Quant au fond En ce qui concerne le moyen unique de la partie requérante B.5. La partie requérante, suivie par le Gouvernement flamand, prend un moyen unique de la violation, par l'ordonnance attaquée, de l'article 127 de la Constitution et de l'article 4 de la loi spéciale du 8 août 1980 de réformes institutionnelles, en ce que l'ordonnance attaquée réglerait l'enseignement, la culture, le sport et les loisirs, alors que ces matières ont été attribuées aux communautés.

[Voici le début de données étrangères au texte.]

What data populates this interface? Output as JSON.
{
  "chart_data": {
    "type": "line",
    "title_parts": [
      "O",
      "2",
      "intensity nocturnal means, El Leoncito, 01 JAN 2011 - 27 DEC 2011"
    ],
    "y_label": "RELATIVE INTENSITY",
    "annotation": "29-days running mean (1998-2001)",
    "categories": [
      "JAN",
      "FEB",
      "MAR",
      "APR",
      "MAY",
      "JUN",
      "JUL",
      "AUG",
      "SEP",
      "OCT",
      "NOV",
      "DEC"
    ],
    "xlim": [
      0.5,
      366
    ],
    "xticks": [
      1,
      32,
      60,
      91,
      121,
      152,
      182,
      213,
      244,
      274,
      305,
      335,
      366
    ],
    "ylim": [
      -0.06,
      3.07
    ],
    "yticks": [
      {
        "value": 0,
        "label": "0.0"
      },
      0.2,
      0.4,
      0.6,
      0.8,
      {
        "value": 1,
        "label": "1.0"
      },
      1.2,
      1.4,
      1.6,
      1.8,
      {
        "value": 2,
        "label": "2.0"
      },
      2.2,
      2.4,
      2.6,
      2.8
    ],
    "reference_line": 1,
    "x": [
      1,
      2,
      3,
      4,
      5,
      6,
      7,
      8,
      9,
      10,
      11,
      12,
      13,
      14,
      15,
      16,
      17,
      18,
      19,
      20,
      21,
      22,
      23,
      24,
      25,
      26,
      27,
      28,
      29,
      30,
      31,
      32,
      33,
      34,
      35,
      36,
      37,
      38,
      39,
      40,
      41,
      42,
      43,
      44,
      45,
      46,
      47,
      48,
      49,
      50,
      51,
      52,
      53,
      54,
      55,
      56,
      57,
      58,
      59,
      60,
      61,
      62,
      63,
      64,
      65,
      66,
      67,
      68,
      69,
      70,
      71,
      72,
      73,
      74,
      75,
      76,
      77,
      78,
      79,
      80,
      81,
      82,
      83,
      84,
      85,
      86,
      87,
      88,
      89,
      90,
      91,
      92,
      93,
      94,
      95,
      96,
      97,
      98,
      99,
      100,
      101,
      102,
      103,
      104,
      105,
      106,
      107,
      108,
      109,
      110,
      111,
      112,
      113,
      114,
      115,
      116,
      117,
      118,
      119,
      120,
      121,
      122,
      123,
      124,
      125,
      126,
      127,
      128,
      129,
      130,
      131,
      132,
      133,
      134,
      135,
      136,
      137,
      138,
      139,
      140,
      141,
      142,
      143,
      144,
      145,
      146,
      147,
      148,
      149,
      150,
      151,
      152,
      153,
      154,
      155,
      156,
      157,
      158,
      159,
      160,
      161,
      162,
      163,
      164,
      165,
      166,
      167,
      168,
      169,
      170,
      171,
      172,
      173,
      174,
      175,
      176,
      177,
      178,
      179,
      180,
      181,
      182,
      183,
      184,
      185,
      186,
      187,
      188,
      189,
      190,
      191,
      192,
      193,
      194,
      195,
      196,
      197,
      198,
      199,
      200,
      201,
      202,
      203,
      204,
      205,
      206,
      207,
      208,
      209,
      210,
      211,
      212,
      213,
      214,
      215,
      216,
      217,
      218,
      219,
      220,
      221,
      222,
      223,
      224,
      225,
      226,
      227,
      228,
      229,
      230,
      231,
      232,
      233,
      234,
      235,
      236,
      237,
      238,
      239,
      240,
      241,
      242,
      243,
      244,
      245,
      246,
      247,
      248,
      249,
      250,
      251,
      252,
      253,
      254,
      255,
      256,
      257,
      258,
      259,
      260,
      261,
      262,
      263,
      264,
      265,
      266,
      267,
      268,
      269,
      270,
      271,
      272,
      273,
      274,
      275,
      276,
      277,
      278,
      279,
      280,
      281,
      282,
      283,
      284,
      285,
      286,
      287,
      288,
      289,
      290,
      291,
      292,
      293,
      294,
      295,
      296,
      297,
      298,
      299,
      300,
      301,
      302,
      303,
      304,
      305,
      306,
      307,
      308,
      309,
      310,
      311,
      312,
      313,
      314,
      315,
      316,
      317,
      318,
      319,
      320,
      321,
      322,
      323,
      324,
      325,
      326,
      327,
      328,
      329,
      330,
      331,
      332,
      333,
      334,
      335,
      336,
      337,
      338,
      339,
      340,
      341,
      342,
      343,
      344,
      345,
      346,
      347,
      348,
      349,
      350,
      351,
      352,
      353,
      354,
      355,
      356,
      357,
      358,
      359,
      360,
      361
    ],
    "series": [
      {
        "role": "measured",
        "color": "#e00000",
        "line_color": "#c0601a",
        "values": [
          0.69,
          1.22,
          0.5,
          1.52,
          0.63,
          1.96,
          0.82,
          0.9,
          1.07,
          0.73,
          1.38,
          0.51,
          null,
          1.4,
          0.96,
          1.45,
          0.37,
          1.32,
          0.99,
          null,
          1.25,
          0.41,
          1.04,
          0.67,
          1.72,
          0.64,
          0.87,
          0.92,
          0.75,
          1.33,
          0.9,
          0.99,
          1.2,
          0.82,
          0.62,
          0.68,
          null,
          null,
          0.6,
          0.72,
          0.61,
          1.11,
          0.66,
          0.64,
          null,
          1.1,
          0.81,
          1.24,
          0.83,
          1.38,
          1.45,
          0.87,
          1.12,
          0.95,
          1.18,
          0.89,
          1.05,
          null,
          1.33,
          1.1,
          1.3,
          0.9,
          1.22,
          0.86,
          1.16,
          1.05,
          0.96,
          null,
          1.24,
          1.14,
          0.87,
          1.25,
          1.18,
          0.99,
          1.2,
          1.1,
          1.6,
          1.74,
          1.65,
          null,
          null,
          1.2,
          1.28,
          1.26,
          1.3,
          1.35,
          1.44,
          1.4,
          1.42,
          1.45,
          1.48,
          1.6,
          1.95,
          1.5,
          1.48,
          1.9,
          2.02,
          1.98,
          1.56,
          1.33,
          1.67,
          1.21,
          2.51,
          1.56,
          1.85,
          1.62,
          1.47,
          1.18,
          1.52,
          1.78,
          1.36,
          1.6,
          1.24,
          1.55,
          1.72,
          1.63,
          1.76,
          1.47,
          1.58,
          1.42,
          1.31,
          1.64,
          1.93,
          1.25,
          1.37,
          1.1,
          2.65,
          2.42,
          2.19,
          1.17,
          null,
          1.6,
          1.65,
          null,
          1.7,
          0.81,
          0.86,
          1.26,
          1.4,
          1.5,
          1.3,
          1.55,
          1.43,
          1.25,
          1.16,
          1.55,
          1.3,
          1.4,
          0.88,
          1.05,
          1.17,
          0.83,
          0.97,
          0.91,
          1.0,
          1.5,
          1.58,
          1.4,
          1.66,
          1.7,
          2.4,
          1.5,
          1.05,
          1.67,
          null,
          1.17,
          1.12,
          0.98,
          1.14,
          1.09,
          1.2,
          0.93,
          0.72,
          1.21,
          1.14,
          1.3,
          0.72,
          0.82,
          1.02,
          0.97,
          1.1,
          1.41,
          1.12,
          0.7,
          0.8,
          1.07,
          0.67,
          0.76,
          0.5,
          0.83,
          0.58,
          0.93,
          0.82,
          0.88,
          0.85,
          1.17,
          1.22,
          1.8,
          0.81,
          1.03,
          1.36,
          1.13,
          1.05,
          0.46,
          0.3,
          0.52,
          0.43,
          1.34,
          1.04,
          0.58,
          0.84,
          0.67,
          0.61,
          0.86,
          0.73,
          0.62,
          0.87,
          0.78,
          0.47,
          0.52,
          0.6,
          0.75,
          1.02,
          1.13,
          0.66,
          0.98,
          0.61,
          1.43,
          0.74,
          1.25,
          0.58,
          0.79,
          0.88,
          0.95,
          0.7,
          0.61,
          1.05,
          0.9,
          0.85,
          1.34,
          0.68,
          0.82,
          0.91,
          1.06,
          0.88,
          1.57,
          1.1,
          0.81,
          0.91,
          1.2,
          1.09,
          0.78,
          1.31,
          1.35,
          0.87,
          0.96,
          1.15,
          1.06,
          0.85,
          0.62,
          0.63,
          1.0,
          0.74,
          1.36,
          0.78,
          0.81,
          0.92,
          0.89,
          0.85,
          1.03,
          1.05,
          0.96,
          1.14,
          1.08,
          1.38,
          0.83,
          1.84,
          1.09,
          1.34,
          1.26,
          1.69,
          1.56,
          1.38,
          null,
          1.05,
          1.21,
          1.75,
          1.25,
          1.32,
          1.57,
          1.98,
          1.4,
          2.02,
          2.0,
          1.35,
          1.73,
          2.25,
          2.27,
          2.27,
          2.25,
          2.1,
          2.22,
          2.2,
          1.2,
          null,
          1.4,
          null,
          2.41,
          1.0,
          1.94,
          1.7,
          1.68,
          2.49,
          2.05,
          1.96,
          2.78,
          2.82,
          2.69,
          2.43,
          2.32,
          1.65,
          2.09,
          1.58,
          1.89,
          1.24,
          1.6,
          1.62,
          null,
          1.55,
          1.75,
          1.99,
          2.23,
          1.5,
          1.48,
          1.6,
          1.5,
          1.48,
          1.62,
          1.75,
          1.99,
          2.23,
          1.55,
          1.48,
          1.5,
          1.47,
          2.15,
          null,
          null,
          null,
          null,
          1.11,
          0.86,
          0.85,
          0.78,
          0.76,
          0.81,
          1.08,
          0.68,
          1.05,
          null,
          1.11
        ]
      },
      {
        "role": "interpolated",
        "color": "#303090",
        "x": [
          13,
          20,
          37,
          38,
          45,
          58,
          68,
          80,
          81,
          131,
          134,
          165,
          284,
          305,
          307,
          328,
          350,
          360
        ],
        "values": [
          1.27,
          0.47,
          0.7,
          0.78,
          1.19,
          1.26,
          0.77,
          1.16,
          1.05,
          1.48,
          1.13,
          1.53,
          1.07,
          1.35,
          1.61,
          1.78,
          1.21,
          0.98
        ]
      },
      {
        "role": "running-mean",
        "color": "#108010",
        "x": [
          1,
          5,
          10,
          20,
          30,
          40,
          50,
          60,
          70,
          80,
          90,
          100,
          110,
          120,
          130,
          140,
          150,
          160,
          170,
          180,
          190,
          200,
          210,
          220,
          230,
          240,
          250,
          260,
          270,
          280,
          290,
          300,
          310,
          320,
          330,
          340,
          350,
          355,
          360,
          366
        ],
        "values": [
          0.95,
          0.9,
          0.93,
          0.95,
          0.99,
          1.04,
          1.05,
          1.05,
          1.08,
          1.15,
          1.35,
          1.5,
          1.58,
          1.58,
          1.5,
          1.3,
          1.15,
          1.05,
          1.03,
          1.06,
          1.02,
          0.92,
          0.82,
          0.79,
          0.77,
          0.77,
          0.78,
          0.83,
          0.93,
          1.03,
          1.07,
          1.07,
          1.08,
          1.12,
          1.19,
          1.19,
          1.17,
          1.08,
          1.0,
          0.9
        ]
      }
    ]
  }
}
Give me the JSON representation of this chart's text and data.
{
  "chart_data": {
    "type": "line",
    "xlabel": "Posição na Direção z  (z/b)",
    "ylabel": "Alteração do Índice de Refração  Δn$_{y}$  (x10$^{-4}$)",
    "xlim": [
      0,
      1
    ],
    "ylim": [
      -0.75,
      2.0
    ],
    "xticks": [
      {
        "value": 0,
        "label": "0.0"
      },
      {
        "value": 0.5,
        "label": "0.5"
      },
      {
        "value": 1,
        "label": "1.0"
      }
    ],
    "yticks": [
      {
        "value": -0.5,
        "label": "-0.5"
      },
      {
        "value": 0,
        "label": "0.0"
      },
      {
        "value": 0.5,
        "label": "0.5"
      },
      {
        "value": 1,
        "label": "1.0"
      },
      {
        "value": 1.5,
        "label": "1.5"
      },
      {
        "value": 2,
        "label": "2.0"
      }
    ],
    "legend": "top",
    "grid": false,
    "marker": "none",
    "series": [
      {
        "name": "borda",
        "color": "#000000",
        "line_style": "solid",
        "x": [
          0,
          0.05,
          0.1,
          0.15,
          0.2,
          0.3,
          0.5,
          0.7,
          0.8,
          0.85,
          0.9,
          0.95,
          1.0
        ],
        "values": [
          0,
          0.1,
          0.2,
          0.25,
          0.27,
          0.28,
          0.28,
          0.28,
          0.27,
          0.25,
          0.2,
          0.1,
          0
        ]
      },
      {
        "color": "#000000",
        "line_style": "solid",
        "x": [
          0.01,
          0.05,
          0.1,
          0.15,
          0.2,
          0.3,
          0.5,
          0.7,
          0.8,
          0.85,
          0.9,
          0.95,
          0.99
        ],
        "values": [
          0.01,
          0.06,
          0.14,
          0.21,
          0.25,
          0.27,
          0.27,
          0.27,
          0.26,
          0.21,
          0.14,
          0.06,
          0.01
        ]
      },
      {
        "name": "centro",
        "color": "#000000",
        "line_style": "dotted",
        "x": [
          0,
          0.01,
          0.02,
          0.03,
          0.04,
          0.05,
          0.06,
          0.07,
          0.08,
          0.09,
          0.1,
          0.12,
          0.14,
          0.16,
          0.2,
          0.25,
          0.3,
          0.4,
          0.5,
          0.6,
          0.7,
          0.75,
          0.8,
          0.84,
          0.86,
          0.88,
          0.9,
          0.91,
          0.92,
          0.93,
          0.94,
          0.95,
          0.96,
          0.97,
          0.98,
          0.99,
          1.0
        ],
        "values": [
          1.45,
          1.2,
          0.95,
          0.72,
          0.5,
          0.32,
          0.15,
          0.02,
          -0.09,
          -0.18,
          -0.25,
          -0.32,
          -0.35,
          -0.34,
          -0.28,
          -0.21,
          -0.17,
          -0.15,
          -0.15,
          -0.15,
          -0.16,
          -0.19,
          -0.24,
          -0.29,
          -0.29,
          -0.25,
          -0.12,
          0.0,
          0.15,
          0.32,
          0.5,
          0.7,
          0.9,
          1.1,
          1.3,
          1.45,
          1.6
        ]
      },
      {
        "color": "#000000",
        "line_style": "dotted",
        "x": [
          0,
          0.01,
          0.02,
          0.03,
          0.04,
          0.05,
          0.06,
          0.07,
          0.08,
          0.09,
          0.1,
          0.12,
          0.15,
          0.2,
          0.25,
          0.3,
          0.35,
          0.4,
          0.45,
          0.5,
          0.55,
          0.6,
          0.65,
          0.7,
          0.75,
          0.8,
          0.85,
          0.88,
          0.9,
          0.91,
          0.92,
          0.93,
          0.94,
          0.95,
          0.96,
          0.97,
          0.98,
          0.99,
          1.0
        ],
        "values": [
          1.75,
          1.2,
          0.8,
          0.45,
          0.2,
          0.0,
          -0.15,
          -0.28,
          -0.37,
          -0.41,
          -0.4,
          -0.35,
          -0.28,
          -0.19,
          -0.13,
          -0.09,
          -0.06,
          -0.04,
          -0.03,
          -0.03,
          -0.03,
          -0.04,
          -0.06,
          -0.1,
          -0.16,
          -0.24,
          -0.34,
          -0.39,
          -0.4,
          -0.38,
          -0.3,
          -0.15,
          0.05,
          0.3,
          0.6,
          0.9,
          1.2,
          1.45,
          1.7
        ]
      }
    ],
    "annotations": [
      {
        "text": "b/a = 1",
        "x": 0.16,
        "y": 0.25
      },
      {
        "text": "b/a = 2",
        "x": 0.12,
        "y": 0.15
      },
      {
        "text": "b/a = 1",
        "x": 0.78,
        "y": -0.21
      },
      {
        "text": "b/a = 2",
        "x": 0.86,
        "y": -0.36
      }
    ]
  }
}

B.6.1. L'article 127 de la Constitution dispose : « § 1er. Les Parlements de la Communauté française et de la Communauté flamande, chacun pour ce qui le concerne, règlent par décret : 1° les matières culturelles;2° l'enseignement, à l'exception : a) de la fixation du début et de la fin de l'obligation scolaire;b) des conditions minimales pour la délivrance des diplômes;c) du régime des pensions;3° la coopération entre les communautés, ainsi que la coopération internationale, y compris la conclusion de traités, pour les matières visées aux 1° et 2°. Une loi adoptée à la majorité prévue à l'article 4, dernier alinéa, arrête les matières culturelles visées au 1°, les formes de coopération visées au 3°, ainsi que les modalités de conclusion de traités, visée au 3°. § 2. Ces décrets ont force de loi respectivement dans la région de langue française et dans la région de langue néerlandaise, ainsi qu'à l'égard des institutions établies dans la région bilingue de Bruxelles-Capitale qui, en raison de leurs activités, doivent être considérées comme appartenant exclusivement à l'une ou à l'autre communauté ».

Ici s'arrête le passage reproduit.